Melanoma Facts and Stats
Melanoma diagnoses are increasing at epidemic rates. You can help make a difference by knowing and sharing the facts about melanoma.
NEW: The MRF is proud to offer the Melanoma Fact Sheet in the following languages:
Melanoma Diagnosis Facts
- Melanoma is the deadliest form of skin cancer. Skin cancer is the most common form of cancer in the U.S.
- In 2019, over 192,000 Americans are expected to be diagnosed with melanoma. Of these, more than 96,000 will be diagnosed with invasive (Stage I, II, III or IV) melanoma and nearly 96,000 will be diagnosed with melanoma in situ (Stage 0).
- In 2019, melanoma is exptected to take the lives of 7,230 Americans.
- Melanoma is not just skin cancer. It can develop anywhere on the body - eyes, scalp, nails, feet, mouth, etc.
- Melanoma does not discriminate by age, race or gender.
- Melanoma is the leading cause of cancer death in young women ages 25-30 and the second leading cause of cancer death in women ages 30-35.
- In ages 15-29, melanoma is the second most commonly diagnosed cancer.

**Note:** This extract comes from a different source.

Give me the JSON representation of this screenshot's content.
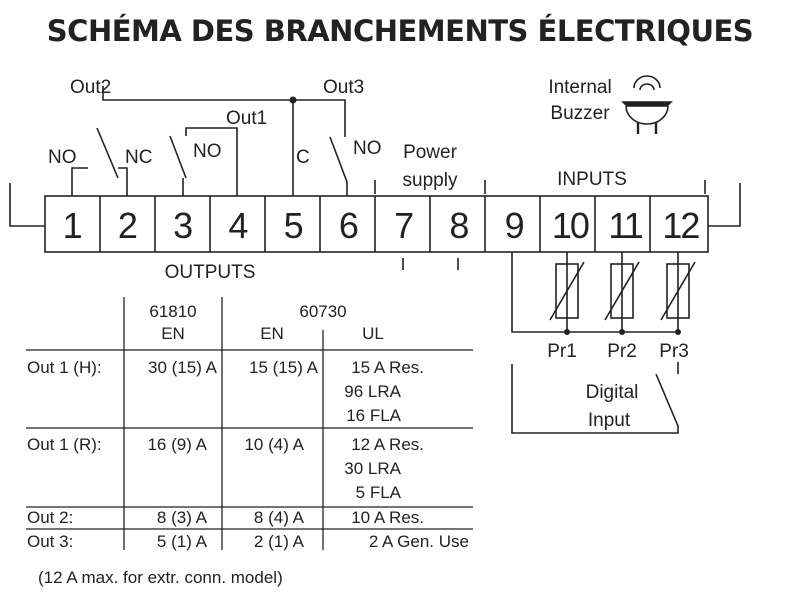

- The incidence of people under 30 developing melanoma is increasing faster than any other demographic group, soaring by 50% in women since 1980.
- Approximately 500 American children are diagnosed with melanoma each year.
- The majority of people diagnosed with melanoma are white men over the age of 50.
- Today, nearly 1 million people live with melanoma in the U.S.
- The lifetime risk of getting melanoma is about 1 in 40 for Caucasians, 1 in 200 for Hispanics and 1 in 1,000 for African Americans.
- Ocular melanoma, or melanoma of the eye, is the most common primary eye tumor in adults with around 2,000 new cases diagnosed each year in the United States.
- Mucosal melanoma is a rare form of melanoma that develops in the sinuses, nasal passages, oral cavity, vagina, anus and other areas, making up about 1% of melanoma cases.
Melanoma Prevention Facts
- Nearly 90% of melanomas are thought to be caused by exposure to UV light and sunlight.
- It takes only one blistering sunburn, especially at a young age, to more than double a person's chance of developing melanoma later in life.
- You can help prevent melanoma by seeking shade whenever possible, wearing protective clothing, avoiding direct sunlight between 10am-4pm and using broad spectrum sunscreen with SPF of at least 30 every day.
Indoor & Intentional Tanning Facts
- Indoor tanning devices are proven to cause cancer and have been classified into the highest cancer risk category by the World Health Organization's International Agency for Cancer Research (IARC).
- Exposure to tanning beds before age 30 increases a person's risk of developing melanoma by 75%.
- Young people who regularly use tanning beds are 8 times more likely to develop melanoma than people who have never used them.
- Research has found that indoor tanning does not protect against sunburn.
- Having 5 or more blistering sunburns early in life increases one's melanoma risk by 80%.